E dunque? Casini non crede alla spallata a Prodi, ma in quella a Berlusconi sì. L’idea di Pierfurby è che per il Cavaliere sia giunta l’ora di farsi da parte e vuole separare il suo destino da quello del leader che lo ha sin qui tenuto a galla. Convinto che l’attuale maggioranza durerà due o tre anni, se non tutta la legislatura, egli vuol farsi trovare preparato all’appuntamento, con un partito nuovo di zecca e una leadership altrettanto luccicante. Insomma, il Cav. deve cedergli il posto. Del resto questo era il chiodo fisso anche di Marco Follini, il quale aveva un progetto politico riassumibile in due paroline: liquidare Berlusconi. Come è finita, si sa.
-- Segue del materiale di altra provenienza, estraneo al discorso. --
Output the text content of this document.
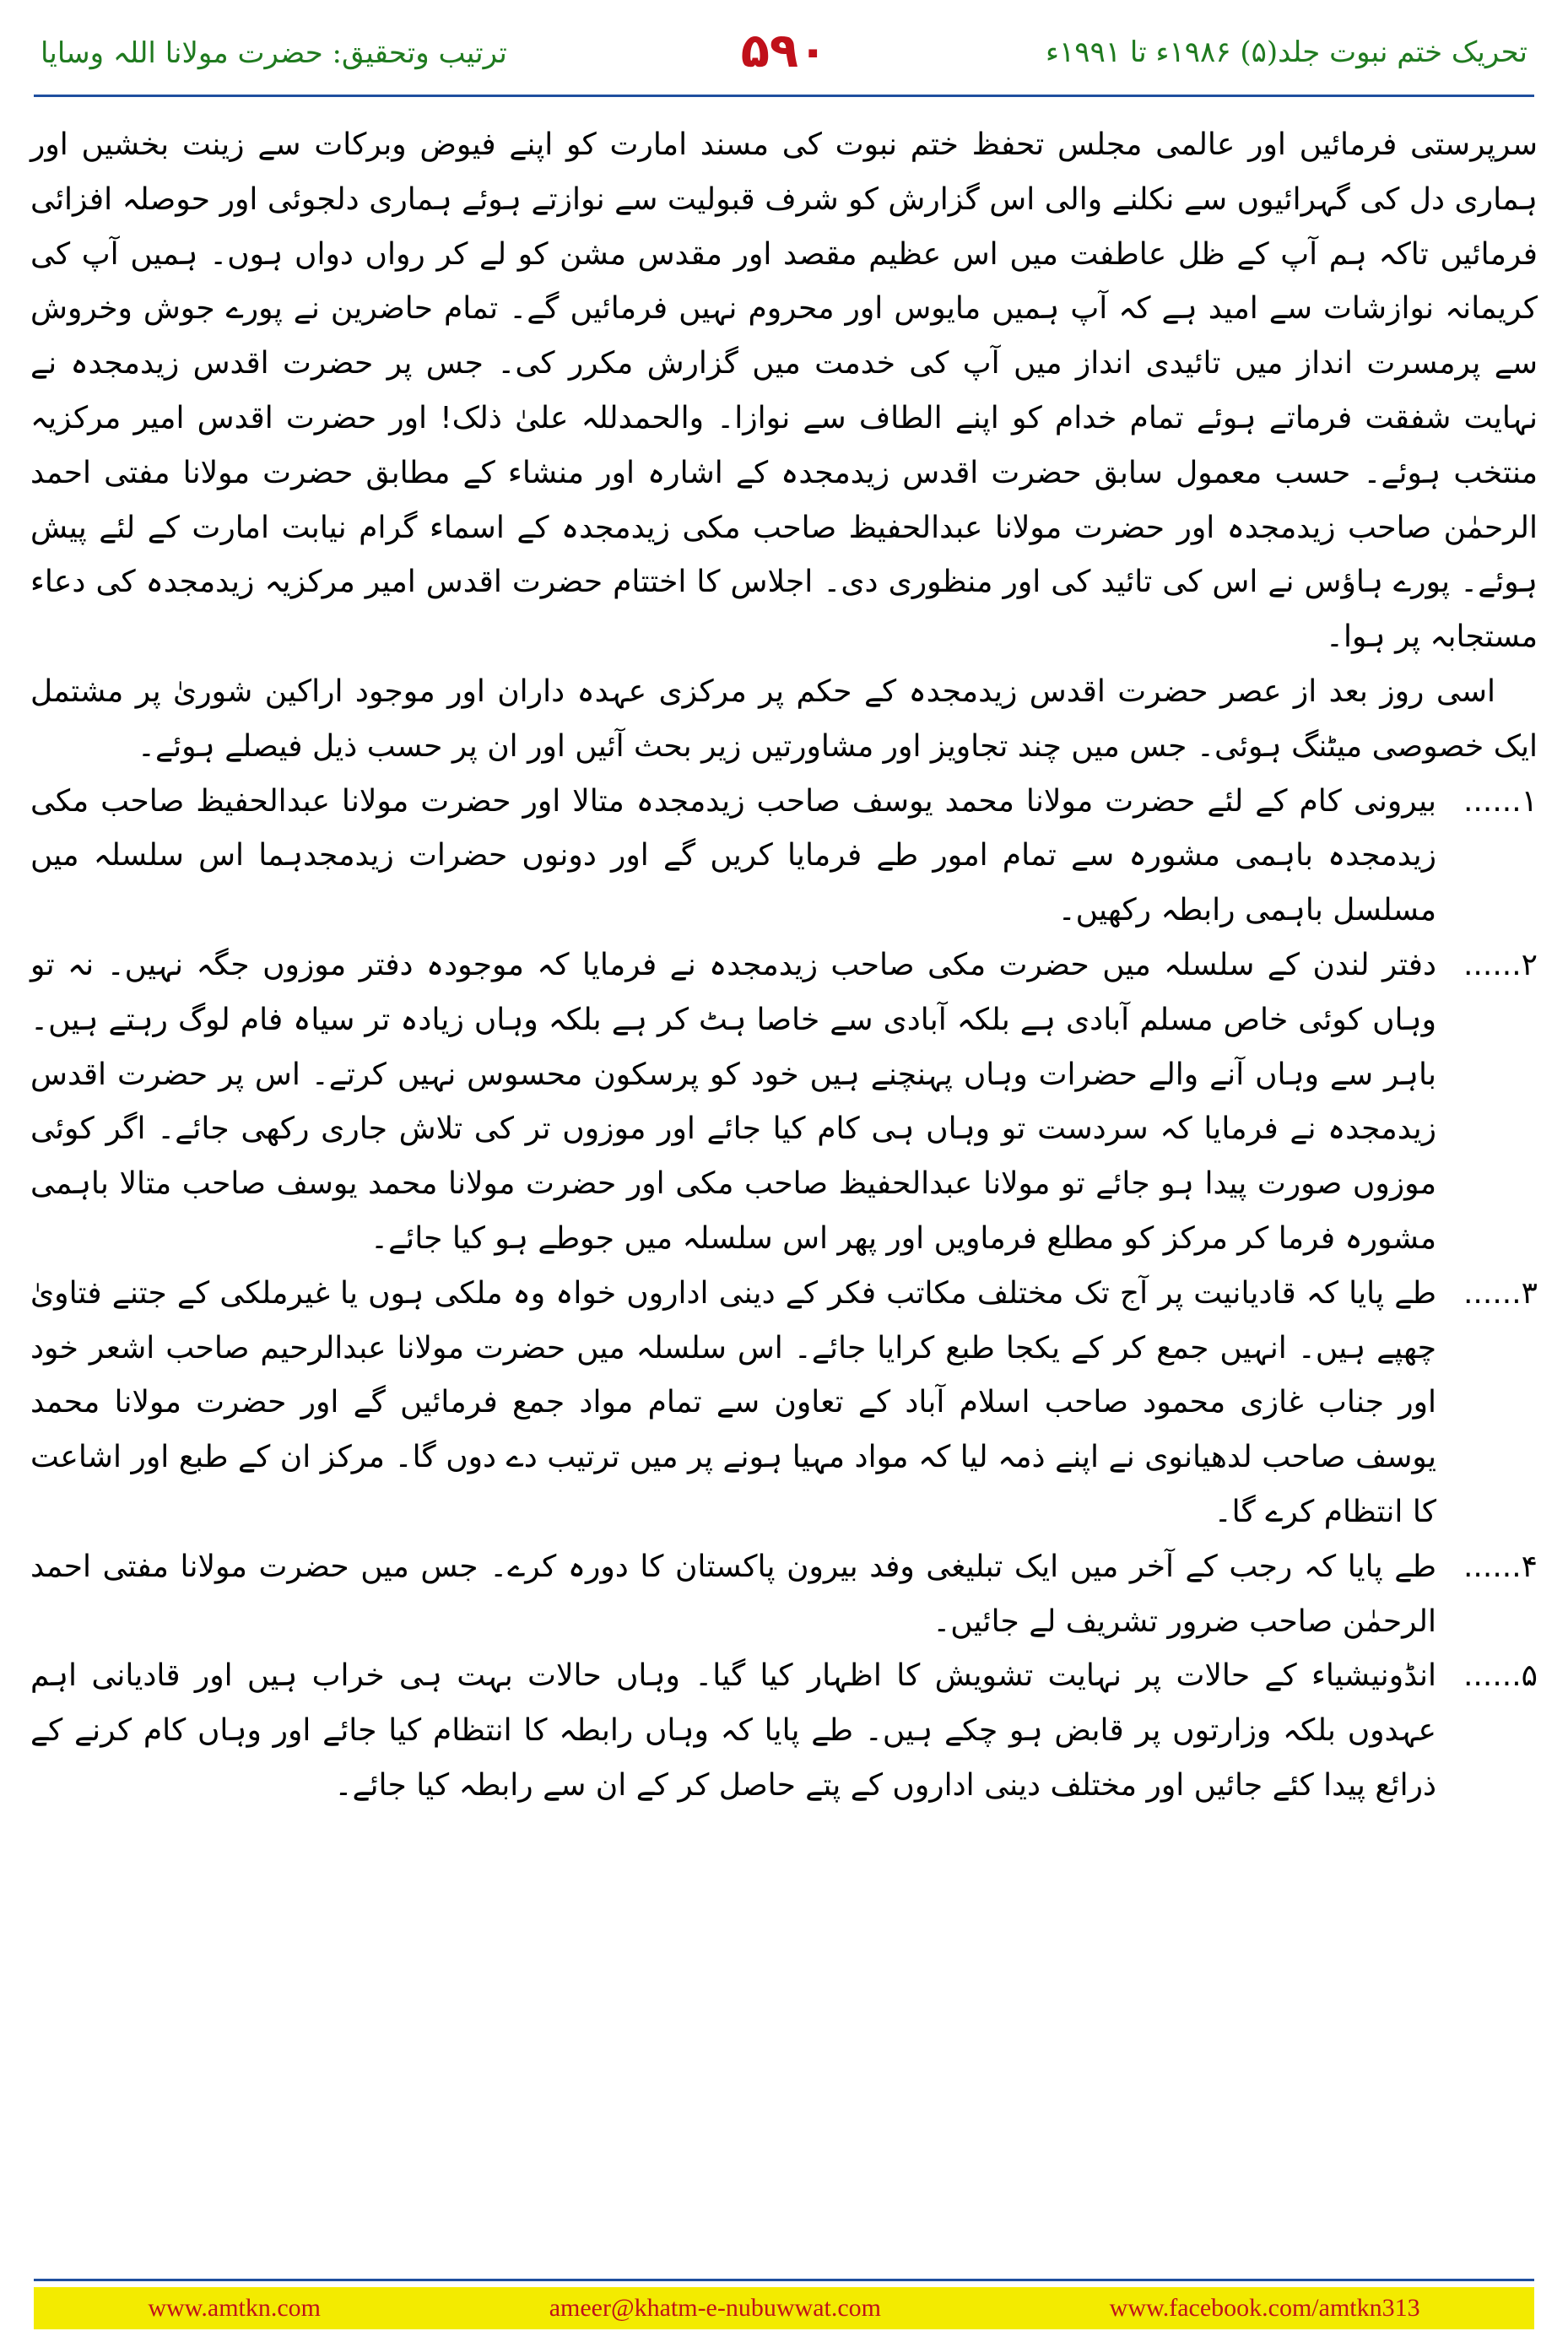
تحریک ختم نبوت جلد(۵) ۱۹۸۶ء تا ۱۹۹۱ء
۵۹۰
ترتیب وتحقیق: حضرت مولانا اللہ وسایا

سرپرستی فرمائیں اور عالمی مجلس تحفظ ختم نبوت کی مسند امارت کو اپنے فیوض وبرکات سے زینت بخشیں اور ہماری دل کی گہرائیوں سے نکلنے والی اس گزارش کو شرف قبولیت سے نوازتے ہوئے ہماری دلجوئی اور حوصلہ افزائی فرمائیں تاکہ ہم آپ کے ظل عاطفت میں اس عظیم مقصد اور مقدس مشن کو لے کر رواں دواں ہوں۔ ہمیں آپ کی کریمانہ نوازشات سے امید ہے کہ آپ ہمیں مایوس اور محروم نہیں فرمائیں گے۔ تمام حاضرین نے پورے جوش وخروش سے پرمسرت انداز میں تائیدی انداز میں آپ کی خدمت میں گزارش مکرر کی۔ جس پر حضرت اقدس زیدمجدہ نے نہایت شفقت فرماتے ہوئے تمام خدام کو اپنے الطاف سے نوازا۔ والحمدللہ علیٰ ذلک! اور حضرت اقدس امیر مرکزیہ منتخب ہوئے۔ حسب معمول سابق حضرت اقدس زیدمجدہ کے اشارہ اور منشاء کے مطابق حضرت مولانا مفتی احمد الرحمٰن صاحب زیدمجدہ اور حضرت مولانا عبدالحفیظ صاحب مکی زیدمجدہ کے اسماء گرام نیابت امارت کے لئے پیش ہوئے۔ پورے ہاؤس نے اس کی تائید کی اور منظوری دی۔ اجلاس کا اختتام حضرت اقدس امیر مرکزیہ زیدمجدہ کی دعاء مستجابہ پر ہوا۔

اسی روز بعد از عصر حضرت اقدس زیدمجدہ کے حکم پر مرکزی عہدہ داران اور موجود اراکین شوریٰ پر مشتمل ایک خصوصی میٹنگ ہوئی۔ جس میں چند تجاویز اور مشاورتیں زیر بحث آئیں اور ان پر حسب ذیل فیصلے ہوئے۔

۱......
بیرونی کام کے لئے حضرت مولانا محمد یوسف صاحب زیدمجدہ متالا اور حضرت مولانا عبدالحفیظ صاحب مکی زیدمجدہ باہمی مشورہ سے تمام امور طے فرمایا کریں گے اور دونوں حضرات زیدمجدہما اس سلسلہ میں مسلسل باہمی رابطہ رکھیں۔
۲......
دفتر لندن کے سلسلہ میں حضرت مکی صاحب زیدمجدہ نے فرمایا کہ موجودہ دفتر موزوں جگہ نہیں۔ نہ تو وہاں کوئی خاص مسلم آبادی ہے بلکہ آبادی سے خاصا ہٹ کر ہے بلکہ وہاں زیادہ تر سیاہ فام لوگ رہتے ہیں۔ باہر سے وہاں آنے والے حضرات وہاں پہنچنے ہیں خود کو پرسکون محسوس نہیں کرتے۔ اس پر حضرت اقدس زیدمجدہ نے فرمایا کہ سردست تو وہاں ہی کام کیا جائے اور موزوں تر کی تلاش جاری رکھی جائے۔ اگر کوئی موزوں صورت پیدا ہو جائے تو مولانا عبدالحفیظ صاحب مکی اور حضرت مولانا محمد یوسف صاحب متالا باہمی مشورہ فرما کر مرکز کو مطلع فرماویں اور پھر اس سلسلہ میں جوطے ہو کیا جائے۔
۳......
طے پایا کہ قادیانیت پر آج تک مختلف مکاتب فکر کے دینی اداروں خواہ وہ ملکی ہوں یا غیرملکی کے جتنے فتاویٰ چھپے ہیں۔ انہیں جمع کر کے یکجا طبع کرایا جائے۔ اس سلسلہ میں حضرت مولانا عبدالرحیم صاحب اشعر خود اور جناب غازی محمود صاحب اسلام آباد کے تعاون سے تمام مواد جمع فرمائیں گے اور حضرت مولانا محمد یوسف صاحب لدھیانوی نے اپنے ذمہ لیا کہ مواد مہیا ہونے پر میں ترتیب دے دوں گا۔ مرکز ان کے طبع اور اشاعت کا انتظام کرے گا۔
۴......
طے پایا کہ رجب کے آخر میں ایک تبلیغی وفد بیرون پاکستان کا دورہ کرے۔ جس میں حضرت مولانا مفتی احمد الرحمٰن صاحب ضرور تشریف لے جائیں۔
۵......
انڈونیشیاء کے حالات پر نہایت تشویش کا اظہار کیا گیا۔ وہاں حالات بہت ہی خراب ہیں اور قادیانی اہم عہدوں بلکہ وزارتوں پر قابض ہو چکے ہیں۔ طے پایا کہ وہاں رابطہ کا انتظام کیا جائے اور وہاں کام کرنے کے ذرائع پیدا کئے جائیں اور مختلف دینی اداروں کے پتے حاصل کر کے ان سے رابطہ کیا جائے۔
www.amtkn.com	ameer@khatm-e-nubuwwat.com	www.facebook.com/amtkn313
Indubbiamente Casini è più scaltro del suo ex segretario, mentre Berlusconi si ritrova con qualche anno in più e perciò non è detto che gli riesca quello che gli riuscì dieci anni fa, ossia di tener unito il centrodestra stando all’opposizione. Se comincia a perdere qualche pezzo, è spacciato. Il capo spirituale dell’Udc prova dunque a togliere la terra sotto i piedi del Cavaliere, approfittando degli sbandamenti dell’opposizione e della comprensibile stanchezza di Berlusconi.
Riuscirà nel suo disegno? Non credo. Non tanto perché io sia arciconvinto che Berlusconi non mollerà mai, ma perché il Cav. è un combattente che non accetterà di farsi buttare fuori scena da una sgomitata degli alleati. Ha resistito alla cavalleria giudiziaria e a quella giornalistica. Sono dodici anni che evita i tranelli: i calci negli stinchi sferrati dal leader dell’Udc non serviranno a farcelo finire dentro. Anzi, più questo gliene rifila e più quello tiene duro.
Ciò che Casini non comprende è che senza un’intesa con Berlusconi i suoi sogni sono destinati a infrangersi. È un inutile braccio di ferro: se qualcuno vuole ereditare dal Cavaliere la guida del centrodestra, deve accordarsi con lui. Scorciatoie non ne esistono.

E le spallate, al massimo, rischiano di fratturare la spalla a chi le dà.